Gerçekçilik akımını başlatan yazar Gustave Flaubert’in bugün dünya edebiyatının klasiklerinden biri sayılan ünlü romanı 'Madam Bovary', Çizgi Roman Dünya Klasikleri serisinin beşinci kitabı olarak piyasada.
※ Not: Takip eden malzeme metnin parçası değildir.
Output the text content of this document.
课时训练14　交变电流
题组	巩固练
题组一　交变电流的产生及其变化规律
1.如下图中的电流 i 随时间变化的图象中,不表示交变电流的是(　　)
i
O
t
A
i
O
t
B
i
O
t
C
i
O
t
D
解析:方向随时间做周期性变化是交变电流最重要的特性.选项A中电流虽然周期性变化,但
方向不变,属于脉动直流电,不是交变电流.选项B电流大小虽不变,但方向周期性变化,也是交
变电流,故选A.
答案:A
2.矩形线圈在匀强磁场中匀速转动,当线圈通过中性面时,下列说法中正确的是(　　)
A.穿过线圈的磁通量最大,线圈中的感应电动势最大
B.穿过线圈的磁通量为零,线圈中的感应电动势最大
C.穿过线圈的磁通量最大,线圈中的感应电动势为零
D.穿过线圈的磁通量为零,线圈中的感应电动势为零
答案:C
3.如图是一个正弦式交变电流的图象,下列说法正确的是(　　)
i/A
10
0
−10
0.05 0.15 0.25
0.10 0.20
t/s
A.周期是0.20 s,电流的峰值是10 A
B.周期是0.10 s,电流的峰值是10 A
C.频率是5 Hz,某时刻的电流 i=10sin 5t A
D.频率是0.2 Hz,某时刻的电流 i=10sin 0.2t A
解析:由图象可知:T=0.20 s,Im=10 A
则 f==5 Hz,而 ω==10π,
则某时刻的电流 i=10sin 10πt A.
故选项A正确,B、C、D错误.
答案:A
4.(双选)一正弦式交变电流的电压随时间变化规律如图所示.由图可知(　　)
1850 yılında arkadaşlarıyla Doğu’ya yaptığı iki yıllık seyahatten döner dönmez yeni eserini yazmaya başlayan Gustave Flaubert’i şöhrete 'Madam Bovary' kavuşturdu. Yazar, bu romanda romantik aşk ve şehvet hayallerine kapılmış Emma’nın derinlikli bir portresini çiziyor. Bu gerçekçi portre onu 19. yüzyılın en meşhur ve etkin yazarlarından biri yapmıştı.
DEFALARCA YENİDEN YAZDI
Gustave Flaubert, bu romanı 1851 ile 1856 yılları arasında beş yılda yazdı, romanı 35 yaşında tamamladı, defalarca yeniden yazdı, tek bir paragrafı üzerinde günlerce durdu, Gerçekçilik akımını başlattı.
PARA, MEVKİ, AYRICALIK...
Louis-Philippe hükümranlığı sırasında genç ve güzelliğinin doruğundaki Emma, çalışkan, ama bir o kadar da sıkıcı hekim Charles Bovary ile evlendiğinde, ilk bakışta gayet sıradan bir öykü başlamış gibi görünür. Bu dönemde insanlar para ve toplumsal mevkiden başka şey düşünmezler.
Katıldıkları bir baloda ihtişamı ve toplumun ayrıcalıklı üst kesimini keşfeden Emma, kocasının sıradan ilgisinden yavaş yavaş uzaklaşır. Önce hayallerine sığınır, ardından baştan çıkartılmaya razı olur, gitgide borçlarını ve sevgililerini arttırır, aradığı mutluluğu kimsede bulamayınca da çökmüş, kaybolmuş bir halde, boşa harcadığı hayatının utancından kendini kurtaracak bir çıkış arar.